KB Home, known for its green homes, said it was seeing improvement in demand across the country, most notably in California, where foreclosures previously kept recovery at bay.

The U.S. West Coast accounted for more than half of the company’s revenue in the fourth quarter.

“You’re really counting on California being the real growth driver here and I just don’t think you can do that,” Williams said.

Orders, a key indicator for builders who do not book revenue until they build and sell a house, rose 4 percent to 1,557 units in the quarter.

    KB Home’s orders have lagged those of its peers, Credit Suisse analyst Daniel Oppenheim said, noting that they rose just 1 percent this year due to a sharp decline in the number of the company’s housing communities.

    Oppenheim said orders, on average, grew by 26 percent for competitors in 2012.

    KB Home said it had 191 new communities open for sales at the end of the quarter, down 18 percent from a year earlier.

    The company builds single-family homes in the United States, primarily targeting first-time and first move-up home buyers.

    Net income fell to $7.7 million, or 10 cents per share, from $13.9 million, or 18 cents per share, a year earlier. The year-earlier quarter included financial services and loan guaranty gains of $26.4 million.
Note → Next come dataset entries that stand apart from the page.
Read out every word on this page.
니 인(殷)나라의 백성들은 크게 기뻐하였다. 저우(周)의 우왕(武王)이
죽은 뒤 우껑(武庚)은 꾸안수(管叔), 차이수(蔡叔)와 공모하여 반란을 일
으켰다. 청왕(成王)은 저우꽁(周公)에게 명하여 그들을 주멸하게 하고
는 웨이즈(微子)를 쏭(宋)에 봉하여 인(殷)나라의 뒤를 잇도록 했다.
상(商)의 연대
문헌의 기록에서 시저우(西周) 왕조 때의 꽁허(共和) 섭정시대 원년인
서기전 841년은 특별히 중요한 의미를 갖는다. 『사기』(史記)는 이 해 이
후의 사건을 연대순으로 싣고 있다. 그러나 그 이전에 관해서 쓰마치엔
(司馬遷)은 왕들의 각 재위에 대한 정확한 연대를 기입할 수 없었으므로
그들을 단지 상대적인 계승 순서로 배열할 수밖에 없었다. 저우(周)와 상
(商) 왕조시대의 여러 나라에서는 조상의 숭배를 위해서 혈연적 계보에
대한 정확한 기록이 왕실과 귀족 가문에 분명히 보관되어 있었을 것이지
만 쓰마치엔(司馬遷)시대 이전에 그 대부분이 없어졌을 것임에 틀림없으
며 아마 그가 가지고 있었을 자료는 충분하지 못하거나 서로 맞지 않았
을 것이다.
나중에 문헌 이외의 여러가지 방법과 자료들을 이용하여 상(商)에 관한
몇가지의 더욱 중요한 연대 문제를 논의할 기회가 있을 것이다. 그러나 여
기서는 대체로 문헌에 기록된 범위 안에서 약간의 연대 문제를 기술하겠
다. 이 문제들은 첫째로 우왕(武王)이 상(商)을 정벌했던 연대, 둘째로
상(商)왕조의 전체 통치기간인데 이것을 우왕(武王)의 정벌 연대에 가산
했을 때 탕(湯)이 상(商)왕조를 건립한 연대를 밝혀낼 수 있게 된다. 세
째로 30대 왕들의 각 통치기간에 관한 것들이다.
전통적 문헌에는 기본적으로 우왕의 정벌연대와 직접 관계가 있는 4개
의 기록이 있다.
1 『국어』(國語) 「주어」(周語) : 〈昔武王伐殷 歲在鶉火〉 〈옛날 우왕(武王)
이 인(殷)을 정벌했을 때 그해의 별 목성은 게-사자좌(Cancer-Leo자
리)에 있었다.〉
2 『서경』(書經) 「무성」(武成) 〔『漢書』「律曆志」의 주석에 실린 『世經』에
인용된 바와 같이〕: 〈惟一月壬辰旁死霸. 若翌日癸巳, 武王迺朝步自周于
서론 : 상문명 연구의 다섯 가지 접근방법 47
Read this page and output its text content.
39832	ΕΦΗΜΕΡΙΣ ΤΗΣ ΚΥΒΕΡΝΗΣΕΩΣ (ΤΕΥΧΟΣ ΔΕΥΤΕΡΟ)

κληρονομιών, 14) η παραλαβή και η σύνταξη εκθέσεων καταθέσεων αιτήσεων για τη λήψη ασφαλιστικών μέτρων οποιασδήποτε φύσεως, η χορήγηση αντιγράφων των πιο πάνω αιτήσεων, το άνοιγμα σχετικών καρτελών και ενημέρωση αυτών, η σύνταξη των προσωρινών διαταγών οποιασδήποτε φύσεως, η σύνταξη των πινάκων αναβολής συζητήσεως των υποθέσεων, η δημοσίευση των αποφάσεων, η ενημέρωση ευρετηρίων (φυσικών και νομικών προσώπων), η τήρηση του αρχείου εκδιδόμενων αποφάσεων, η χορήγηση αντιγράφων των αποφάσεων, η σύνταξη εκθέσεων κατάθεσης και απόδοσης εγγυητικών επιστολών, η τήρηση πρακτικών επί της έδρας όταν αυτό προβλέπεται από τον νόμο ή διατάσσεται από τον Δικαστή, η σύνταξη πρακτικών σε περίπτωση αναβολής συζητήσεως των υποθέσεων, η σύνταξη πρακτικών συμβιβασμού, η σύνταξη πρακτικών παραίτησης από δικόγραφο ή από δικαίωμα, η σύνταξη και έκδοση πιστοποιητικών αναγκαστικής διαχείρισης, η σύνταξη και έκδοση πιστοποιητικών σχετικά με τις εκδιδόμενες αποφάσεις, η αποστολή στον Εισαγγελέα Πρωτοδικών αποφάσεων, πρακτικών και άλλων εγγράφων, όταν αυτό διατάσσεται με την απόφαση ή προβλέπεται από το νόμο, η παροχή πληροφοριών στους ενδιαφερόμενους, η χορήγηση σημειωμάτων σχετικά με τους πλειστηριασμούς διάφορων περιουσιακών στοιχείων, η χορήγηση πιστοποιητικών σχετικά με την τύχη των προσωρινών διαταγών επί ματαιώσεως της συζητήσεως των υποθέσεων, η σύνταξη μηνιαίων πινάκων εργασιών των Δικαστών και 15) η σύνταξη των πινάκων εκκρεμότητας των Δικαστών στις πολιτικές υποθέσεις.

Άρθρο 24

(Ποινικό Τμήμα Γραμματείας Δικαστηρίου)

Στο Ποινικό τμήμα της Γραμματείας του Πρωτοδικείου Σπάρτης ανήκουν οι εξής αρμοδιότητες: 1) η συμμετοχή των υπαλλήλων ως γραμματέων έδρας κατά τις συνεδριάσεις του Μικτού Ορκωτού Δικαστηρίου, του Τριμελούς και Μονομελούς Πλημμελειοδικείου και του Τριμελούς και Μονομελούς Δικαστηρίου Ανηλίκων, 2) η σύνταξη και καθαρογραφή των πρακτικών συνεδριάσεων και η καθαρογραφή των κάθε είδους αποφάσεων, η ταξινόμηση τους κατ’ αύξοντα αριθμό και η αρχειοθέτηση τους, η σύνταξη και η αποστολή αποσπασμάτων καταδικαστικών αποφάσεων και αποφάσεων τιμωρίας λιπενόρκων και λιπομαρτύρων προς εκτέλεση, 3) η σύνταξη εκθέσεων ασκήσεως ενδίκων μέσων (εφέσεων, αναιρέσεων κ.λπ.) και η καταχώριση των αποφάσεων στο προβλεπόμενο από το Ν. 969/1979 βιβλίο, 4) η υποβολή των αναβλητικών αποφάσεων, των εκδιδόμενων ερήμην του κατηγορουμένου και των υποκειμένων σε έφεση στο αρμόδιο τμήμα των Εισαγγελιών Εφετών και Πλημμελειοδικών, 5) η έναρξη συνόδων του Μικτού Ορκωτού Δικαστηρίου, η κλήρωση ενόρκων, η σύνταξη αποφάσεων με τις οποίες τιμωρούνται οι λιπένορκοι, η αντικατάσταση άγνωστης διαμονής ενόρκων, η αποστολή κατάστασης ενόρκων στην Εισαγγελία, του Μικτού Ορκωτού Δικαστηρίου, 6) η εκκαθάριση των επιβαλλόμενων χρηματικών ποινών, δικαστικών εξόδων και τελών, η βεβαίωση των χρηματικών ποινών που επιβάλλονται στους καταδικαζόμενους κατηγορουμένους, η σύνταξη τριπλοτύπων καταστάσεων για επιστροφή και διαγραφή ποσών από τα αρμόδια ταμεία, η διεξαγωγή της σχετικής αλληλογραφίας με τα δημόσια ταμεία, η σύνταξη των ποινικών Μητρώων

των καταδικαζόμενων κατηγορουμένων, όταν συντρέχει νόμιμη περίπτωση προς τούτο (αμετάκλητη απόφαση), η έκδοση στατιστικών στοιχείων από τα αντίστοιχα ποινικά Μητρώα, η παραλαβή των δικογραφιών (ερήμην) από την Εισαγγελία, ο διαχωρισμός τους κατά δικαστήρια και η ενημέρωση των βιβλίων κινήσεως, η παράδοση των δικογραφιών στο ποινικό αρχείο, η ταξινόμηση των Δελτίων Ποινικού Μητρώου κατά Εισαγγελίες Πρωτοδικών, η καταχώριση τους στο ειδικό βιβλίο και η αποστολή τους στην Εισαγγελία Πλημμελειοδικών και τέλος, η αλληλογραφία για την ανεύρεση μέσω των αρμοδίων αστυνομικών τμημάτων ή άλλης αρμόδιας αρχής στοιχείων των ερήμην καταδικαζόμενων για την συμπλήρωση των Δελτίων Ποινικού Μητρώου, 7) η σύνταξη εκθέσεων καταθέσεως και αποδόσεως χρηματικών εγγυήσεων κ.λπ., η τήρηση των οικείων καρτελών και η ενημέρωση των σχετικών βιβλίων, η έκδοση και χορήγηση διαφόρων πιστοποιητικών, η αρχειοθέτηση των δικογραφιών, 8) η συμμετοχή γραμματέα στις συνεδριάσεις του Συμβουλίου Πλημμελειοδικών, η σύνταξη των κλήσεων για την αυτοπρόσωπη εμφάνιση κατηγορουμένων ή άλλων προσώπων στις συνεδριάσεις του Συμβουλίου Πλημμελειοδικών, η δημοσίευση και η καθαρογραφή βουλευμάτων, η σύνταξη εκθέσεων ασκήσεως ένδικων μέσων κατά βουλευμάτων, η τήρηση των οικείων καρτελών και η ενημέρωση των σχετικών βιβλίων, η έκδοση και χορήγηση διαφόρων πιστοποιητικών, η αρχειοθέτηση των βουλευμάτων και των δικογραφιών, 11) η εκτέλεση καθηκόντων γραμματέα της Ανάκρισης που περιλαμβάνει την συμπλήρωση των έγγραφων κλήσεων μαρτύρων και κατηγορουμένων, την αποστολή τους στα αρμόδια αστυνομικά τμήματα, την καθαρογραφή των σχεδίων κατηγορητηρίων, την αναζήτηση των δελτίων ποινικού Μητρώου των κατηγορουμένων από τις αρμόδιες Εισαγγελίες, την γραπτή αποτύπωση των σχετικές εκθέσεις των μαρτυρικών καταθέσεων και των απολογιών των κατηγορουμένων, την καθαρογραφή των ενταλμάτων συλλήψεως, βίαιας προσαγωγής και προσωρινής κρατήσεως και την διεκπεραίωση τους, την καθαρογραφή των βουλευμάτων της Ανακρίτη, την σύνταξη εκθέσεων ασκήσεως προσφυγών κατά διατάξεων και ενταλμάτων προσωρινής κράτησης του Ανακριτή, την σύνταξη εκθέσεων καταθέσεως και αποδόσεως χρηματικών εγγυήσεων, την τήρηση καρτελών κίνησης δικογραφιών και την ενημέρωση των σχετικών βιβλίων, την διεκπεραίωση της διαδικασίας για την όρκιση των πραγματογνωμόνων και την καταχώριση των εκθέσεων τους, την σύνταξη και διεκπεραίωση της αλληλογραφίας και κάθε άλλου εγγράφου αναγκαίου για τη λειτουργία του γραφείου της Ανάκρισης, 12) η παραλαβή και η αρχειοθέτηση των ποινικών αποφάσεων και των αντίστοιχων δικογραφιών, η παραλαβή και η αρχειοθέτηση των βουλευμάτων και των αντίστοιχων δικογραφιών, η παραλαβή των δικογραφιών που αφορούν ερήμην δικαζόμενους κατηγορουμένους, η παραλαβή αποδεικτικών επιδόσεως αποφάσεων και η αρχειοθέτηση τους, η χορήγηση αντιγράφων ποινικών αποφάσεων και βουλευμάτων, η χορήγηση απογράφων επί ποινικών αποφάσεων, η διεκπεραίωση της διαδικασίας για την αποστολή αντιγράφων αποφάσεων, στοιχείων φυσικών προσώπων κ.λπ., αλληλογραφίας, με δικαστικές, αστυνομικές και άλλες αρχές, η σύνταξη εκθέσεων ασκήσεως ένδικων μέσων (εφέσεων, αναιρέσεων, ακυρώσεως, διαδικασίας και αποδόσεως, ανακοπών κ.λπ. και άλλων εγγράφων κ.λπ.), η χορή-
    Analysts on average expected earnings of 7 cents per share, according to Thomson Reuters I/B/E/S. KB Home’s revenue jumped 20 percent to $578.2 million in the fourth quarter, above analysts’ s expectations of $567.1 million.

    Homebuilding costs rose to $558.8 million in the quarter from $474.9 million a year earlier. Margins fell to 14.2 percent from 14.7 percent a year earlier.

    KB Homes shares were down 6.4 percent at $15.59 in afternoon trading on the New York Stock Exchange.